A key figure in student development at the University of Essex has stressed the importance of the first six weeks of a student’s experience at university.

Victoria Frost, the head of Residence Life & student support at the University of Essex, spoke of the crucial first few weeks of a student’s life at university, which can define how a student’s university experience will be shaped, and why the Residence Life programme is so important at the university.

Victoria said: “A students first six weeks is a really key retention point

“If a student gets to week seven and hasn’t really made friends, or don’t feel like they fit in here, they are much less likely to make it through their first year.

“It’s all about building a sense of community and feeling at home here.

“Students are more likely to graduate with a higher level in their degree if they feel at home, have a sense of belonging, and feel like they really matter.

“And the RA’s are the key to making sure that happens.”

Victoria Frost, Head of Residence Life

Residence Life is an accommodation-based service available to all students at the University of Essex across all campuses. It was designed to help students gain a positive experience of living and learning.

There is a Residents’ Assistant (RA) in each area of accommodation, whose role is to get to know their residents, encourage communication and organise a range of social activities for the residents to get involved in.

The Residence Life team are responsible for being ‘on call’ during evenings, where between 5pm and 9am, they answer a phone to a range of enquiries, from noise complaints to students being locked out of their room.

Victoria added: “It’s also very common for students to struggle at some point in their university experience, whether you’ve come from Ipswich or China, there will be unfamiliar feelings and adjustment issues.

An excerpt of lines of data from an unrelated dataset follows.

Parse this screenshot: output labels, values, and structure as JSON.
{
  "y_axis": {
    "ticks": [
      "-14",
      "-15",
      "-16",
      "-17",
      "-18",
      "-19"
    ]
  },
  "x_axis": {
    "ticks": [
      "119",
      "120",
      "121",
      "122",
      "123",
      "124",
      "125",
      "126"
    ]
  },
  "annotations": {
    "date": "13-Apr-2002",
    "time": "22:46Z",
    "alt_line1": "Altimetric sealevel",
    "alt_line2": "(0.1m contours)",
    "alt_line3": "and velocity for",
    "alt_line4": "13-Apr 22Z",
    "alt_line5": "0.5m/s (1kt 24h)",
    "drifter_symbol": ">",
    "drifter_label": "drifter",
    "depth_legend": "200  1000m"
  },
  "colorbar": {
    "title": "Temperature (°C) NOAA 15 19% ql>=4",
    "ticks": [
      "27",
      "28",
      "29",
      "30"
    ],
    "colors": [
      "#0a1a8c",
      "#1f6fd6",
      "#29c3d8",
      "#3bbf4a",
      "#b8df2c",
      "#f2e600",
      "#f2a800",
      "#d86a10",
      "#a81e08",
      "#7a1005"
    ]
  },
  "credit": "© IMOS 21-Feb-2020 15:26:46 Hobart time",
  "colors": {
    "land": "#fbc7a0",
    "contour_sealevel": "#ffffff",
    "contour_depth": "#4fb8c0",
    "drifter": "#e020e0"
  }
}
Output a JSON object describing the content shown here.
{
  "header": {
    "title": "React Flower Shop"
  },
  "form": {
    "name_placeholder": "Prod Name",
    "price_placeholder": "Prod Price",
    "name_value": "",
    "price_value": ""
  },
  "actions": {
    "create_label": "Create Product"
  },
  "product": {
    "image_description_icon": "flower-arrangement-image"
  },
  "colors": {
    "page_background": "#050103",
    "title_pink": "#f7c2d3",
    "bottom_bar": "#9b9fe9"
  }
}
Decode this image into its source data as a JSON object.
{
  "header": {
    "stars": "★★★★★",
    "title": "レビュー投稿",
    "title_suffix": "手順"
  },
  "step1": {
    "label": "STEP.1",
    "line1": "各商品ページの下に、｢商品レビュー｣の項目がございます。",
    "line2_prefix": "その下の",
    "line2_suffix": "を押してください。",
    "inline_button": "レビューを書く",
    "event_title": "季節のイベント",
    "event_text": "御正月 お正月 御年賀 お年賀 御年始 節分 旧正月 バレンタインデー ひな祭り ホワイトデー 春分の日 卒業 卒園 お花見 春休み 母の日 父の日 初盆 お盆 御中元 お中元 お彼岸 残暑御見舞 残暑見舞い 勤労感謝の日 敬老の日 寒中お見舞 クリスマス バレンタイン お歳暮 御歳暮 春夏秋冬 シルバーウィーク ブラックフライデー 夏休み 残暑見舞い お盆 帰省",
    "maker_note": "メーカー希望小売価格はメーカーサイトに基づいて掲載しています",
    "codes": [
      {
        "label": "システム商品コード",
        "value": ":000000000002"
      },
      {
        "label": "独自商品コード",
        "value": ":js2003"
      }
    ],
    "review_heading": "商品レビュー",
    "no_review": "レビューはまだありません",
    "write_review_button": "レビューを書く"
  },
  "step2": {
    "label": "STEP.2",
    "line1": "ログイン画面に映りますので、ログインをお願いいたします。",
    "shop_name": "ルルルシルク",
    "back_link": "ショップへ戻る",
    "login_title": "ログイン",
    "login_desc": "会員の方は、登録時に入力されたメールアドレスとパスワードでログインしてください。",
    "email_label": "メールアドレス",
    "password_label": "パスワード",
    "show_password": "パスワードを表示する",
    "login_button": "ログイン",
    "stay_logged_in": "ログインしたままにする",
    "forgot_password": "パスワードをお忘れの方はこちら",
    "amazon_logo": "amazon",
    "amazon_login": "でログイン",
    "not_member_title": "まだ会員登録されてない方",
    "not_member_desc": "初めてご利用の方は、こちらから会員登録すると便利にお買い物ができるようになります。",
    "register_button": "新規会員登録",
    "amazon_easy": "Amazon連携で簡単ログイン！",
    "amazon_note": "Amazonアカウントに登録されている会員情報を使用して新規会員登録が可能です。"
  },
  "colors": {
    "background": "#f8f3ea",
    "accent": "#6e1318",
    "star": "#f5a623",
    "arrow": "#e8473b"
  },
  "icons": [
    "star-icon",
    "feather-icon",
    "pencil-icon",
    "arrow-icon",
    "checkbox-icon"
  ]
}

“The RA’s provide that listening ear and peer to peer support, that could be more comfortable than talking to a lecturer or another staff member.

“The support is also available 24/7, so there is always peer to peer support available to a student.”

The University of Essex is one the most culturally diverse universities in the UK, with over 5,000 international students are studying at Essex – close to 40% of the student community.

And Residence Life also helps foreign students to settle in and feel at home during their stay at the University.

Victoria said: “At the start of the year, the RA’s conduct flat meetings to set ground rules for how to live together in a communal way.

“This is particularly useful for students who are coming from different backgrounds and cultures, so doing this from the very beginning helps everyone to get off on the right foot.

“RA’s also hold events throughout the year that engage with the global community, for example taking students to a British themed event to help international students learn British culture.

“We all see a lot of international dinners being held in halls, and events around Christmas and Halloween”

RA’s are looked after by a Community Assistant (CA), who are in charge of a group of RA’s to ensure that not only the students in the halls are coping well, but the RA’s themselves are not put under too much stress.

Second year Politics student, and Community Assistant Nathan Casteler, spoke about how members of Residence Life cope while holding the role and still continuing their studies

“We are students first and foremost; and the permanent staff from Residence Life makes it perfectly clear that we should not sacrifice our studies or any part of our life on campus for the position

“This makes it very flexible to work for Residence Life.

“Residence Life is so important if you have an issue, and if students are aware of the programme and keen to use it, which we’ve found they usually are, then it proves itself to be a very worthwhile addition to what the university has to offer.

“I would find it very difficult now, having used and then worked for Residence Life, to imagine the campus community without it.

“It plays such a small, yet so crucial role in the support of students that study here.”